Галка ждет меня в каюте в другом платье и новых туфлях — видимо, собралась на прогулку в город.

— На экскурсию? — интересуюсь я.

— Нет, решили на городской пляж с Тамарой и Сахаровым.

— Он тоже едет?

— А ты разве нет?

— Не могу. Жду вызова из Москвы. Скажешь, что не хочу тащиться по жаре через весь город. Обойдусь душем. Если спросит, конечно.

— Спросит. Он явно обеспокоен твоим визитом к капитану. Я поддержала версию о знакомстве, не знаю, насколько убедительно, но поддержала.

— Сегодня вечером поддержим ее оба. Мы ужинаем не в ресторане, а у капитана. По его специальному приглашению. Обязательно похвастай этим перед Сахаровыми. Не специально, а к слову, без нажима. Капитан, между прочим, интересный мужик, красив как бог. Скажи, что млеешь. Ну, а в разговоре обрати внимание на левый мизинец Сахарова.

— Ноготь обкусан? — улыбается Галка. — Тоже мне сыщик. Я это давно заметила: он кусает его, когда задумается. Или просто проводит кончиком языка, когда кусать уже нечего. Скверная привычка, но едва ли веское доказательство.

— Даже не доказательство, а штришок. Еще один штришок к портрету Волошина-Гетцке. Ну, а на пляже ты уточни еще один. Когда он заплывет подальше от берега и вы останетесь с Тамарой вдвоем, заговори о картах. Найди повод. Скажем, преферанс, покер, смотря на что клюнет. Но упомяни о пасьянсах. Обязательно о пасьянсах.

— Терпеть не могу пасьянсов. Что-то вроде козла, только без стука и в одиночку.

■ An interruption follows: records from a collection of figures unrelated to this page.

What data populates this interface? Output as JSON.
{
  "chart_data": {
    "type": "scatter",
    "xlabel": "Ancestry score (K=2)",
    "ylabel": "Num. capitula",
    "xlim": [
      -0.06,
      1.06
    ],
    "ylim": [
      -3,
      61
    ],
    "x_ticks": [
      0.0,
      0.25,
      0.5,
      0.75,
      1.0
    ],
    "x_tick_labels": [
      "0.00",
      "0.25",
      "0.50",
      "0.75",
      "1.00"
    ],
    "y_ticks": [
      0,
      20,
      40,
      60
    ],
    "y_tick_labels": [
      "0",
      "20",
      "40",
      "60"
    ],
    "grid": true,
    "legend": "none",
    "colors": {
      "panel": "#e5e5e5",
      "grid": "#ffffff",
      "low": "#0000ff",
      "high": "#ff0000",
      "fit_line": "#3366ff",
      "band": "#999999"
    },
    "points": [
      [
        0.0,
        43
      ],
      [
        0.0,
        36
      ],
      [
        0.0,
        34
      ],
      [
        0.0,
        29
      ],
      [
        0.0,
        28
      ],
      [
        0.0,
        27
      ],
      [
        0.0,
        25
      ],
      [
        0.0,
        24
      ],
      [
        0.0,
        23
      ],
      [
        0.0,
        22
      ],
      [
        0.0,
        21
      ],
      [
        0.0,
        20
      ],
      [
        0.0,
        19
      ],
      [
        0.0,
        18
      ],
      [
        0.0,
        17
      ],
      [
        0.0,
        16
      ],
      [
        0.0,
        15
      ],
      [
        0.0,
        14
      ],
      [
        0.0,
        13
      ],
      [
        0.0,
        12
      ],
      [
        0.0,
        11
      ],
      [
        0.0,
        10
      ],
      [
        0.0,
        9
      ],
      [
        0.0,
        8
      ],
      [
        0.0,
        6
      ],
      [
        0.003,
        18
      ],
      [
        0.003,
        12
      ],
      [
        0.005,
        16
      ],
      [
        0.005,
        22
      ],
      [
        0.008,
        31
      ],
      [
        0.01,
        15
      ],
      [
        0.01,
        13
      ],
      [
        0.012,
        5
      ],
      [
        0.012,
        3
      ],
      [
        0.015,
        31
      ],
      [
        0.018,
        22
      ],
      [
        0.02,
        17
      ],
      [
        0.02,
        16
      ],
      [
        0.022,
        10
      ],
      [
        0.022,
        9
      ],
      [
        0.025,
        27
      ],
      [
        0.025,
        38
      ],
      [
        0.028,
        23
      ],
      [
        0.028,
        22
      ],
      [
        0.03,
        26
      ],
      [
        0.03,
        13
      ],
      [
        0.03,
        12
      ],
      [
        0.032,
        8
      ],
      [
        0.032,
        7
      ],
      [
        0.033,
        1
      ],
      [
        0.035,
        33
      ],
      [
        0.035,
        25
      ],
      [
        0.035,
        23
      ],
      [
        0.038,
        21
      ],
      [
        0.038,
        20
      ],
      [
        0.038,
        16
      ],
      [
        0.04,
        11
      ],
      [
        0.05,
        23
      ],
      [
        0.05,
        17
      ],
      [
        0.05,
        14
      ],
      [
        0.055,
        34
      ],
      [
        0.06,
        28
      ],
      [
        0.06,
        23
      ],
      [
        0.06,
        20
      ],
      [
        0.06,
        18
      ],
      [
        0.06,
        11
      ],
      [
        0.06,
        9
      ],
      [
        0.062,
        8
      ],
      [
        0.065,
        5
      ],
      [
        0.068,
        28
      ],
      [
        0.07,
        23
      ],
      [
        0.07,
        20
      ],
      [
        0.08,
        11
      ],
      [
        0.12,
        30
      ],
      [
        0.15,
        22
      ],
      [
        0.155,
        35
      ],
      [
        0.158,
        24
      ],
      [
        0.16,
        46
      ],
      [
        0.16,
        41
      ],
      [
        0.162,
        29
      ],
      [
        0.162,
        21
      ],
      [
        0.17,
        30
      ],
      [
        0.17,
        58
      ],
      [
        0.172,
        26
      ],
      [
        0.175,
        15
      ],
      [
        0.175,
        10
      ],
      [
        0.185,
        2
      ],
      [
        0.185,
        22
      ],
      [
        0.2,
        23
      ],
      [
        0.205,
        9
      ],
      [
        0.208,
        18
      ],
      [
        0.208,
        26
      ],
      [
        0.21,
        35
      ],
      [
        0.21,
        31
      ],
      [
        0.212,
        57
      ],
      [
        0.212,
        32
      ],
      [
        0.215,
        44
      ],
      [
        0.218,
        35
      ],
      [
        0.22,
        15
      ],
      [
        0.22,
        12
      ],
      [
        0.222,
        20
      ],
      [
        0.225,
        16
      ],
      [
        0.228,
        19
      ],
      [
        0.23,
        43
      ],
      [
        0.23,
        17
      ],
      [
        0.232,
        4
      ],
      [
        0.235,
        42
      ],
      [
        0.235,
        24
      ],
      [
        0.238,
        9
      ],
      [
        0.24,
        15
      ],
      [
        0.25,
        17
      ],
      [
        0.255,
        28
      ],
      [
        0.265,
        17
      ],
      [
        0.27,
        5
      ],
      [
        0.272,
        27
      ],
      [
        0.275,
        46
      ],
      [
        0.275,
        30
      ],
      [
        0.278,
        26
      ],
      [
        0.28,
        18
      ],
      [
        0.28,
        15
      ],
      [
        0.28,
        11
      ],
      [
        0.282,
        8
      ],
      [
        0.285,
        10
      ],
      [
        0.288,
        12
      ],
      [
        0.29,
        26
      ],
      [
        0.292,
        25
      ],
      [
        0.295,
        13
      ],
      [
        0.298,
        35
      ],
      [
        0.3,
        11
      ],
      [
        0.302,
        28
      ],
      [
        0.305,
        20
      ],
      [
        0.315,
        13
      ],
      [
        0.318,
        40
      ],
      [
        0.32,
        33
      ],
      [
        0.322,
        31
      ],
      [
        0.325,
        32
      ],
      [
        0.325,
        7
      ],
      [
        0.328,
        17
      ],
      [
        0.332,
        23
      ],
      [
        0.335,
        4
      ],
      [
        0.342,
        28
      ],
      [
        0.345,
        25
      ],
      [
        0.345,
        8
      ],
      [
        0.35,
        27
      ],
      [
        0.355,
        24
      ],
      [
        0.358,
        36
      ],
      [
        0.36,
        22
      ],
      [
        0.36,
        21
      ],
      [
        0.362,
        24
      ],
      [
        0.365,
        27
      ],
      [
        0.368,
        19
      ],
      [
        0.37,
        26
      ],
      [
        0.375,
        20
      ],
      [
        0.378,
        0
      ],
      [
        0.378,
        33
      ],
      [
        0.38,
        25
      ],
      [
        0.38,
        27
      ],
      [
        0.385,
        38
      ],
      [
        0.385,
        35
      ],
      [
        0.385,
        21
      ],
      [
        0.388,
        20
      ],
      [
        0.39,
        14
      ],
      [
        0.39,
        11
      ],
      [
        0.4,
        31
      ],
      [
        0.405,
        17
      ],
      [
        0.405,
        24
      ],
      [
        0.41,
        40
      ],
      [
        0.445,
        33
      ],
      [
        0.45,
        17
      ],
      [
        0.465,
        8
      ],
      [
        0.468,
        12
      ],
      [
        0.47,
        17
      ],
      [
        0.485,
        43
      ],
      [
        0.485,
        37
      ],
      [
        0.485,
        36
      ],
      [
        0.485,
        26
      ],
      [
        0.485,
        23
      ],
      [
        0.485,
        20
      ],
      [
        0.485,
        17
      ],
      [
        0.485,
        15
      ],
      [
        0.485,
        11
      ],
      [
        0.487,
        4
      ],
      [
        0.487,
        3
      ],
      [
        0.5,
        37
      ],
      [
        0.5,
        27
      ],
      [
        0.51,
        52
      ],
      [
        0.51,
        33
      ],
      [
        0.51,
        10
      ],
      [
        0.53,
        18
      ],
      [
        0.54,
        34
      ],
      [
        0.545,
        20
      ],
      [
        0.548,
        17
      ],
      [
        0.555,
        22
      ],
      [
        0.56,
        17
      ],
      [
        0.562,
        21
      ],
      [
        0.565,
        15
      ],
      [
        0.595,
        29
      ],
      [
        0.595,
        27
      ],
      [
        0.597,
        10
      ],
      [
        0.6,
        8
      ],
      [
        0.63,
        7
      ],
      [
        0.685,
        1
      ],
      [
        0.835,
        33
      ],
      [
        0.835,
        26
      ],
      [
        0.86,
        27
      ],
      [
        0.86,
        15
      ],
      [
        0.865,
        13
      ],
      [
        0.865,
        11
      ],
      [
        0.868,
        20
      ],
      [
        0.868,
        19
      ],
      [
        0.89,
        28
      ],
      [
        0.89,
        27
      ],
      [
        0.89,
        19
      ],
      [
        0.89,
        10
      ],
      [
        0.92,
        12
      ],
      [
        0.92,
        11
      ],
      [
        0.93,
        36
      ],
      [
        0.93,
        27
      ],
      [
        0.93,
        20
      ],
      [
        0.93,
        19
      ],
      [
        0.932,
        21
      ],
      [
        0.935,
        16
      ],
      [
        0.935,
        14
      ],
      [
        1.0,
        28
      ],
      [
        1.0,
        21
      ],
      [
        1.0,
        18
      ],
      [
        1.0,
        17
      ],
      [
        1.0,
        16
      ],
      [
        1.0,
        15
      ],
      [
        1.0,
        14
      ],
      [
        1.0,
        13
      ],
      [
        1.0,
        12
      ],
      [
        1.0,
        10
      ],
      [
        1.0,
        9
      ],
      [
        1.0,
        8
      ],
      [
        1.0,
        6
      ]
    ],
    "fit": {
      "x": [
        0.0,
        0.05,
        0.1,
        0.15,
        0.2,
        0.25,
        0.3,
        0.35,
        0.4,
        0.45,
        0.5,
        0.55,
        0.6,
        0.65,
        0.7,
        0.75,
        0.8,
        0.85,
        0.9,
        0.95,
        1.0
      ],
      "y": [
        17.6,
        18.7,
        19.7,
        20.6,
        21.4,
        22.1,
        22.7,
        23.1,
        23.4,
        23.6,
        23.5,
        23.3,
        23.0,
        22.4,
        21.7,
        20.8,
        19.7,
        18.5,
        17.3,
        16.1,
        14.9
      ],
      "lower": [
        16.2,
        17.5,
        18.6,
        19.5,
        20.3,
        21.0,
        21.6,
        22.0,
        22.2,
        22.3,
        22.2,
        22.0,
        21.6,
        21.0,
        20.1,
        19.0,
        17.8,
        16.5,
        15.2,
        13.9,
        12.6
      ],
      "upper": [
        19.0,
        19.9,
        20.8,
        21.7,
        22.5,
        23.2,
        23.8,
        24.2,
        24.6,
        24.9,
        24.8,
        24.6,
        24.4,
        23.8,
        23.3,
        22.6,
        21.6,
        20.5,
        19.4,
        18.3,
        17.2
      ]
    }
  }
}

— Ну, а по роли пасьянсы — твое любимое развлечение. Узнай, любит ли она. Если клюнет, обещай научить ее пасьянсу какого-то немецкого короля или Бисмарка. Старик пробавлялся ими в часы досуга.

Галка настораживается.

— Зачем тебе это?

— Проверить одесскую информацию.

— Есть что-нибудь интересное?

— Мало. Перерыли все архивы — и ничего. Ни досье, ни фото, ни приказов, ни докладов, даже подписи нет. А образец почерка — одна из вернейших «особых примет». Можно изменить биографию, даже внешность, только не почерк: специалисты-графологи всегда найдут общность, как его ни меняй. И если почерк настоящего Сахарова — это почерк бывшего Пауля Гетцке, значит, на руках у меня по меньшей мере козырной туз.

— Может быть, жива его мать?

— Жива и живет в том же доме. Но он никогда не писал ей. Ни одного письма, даже поздравительной открытки.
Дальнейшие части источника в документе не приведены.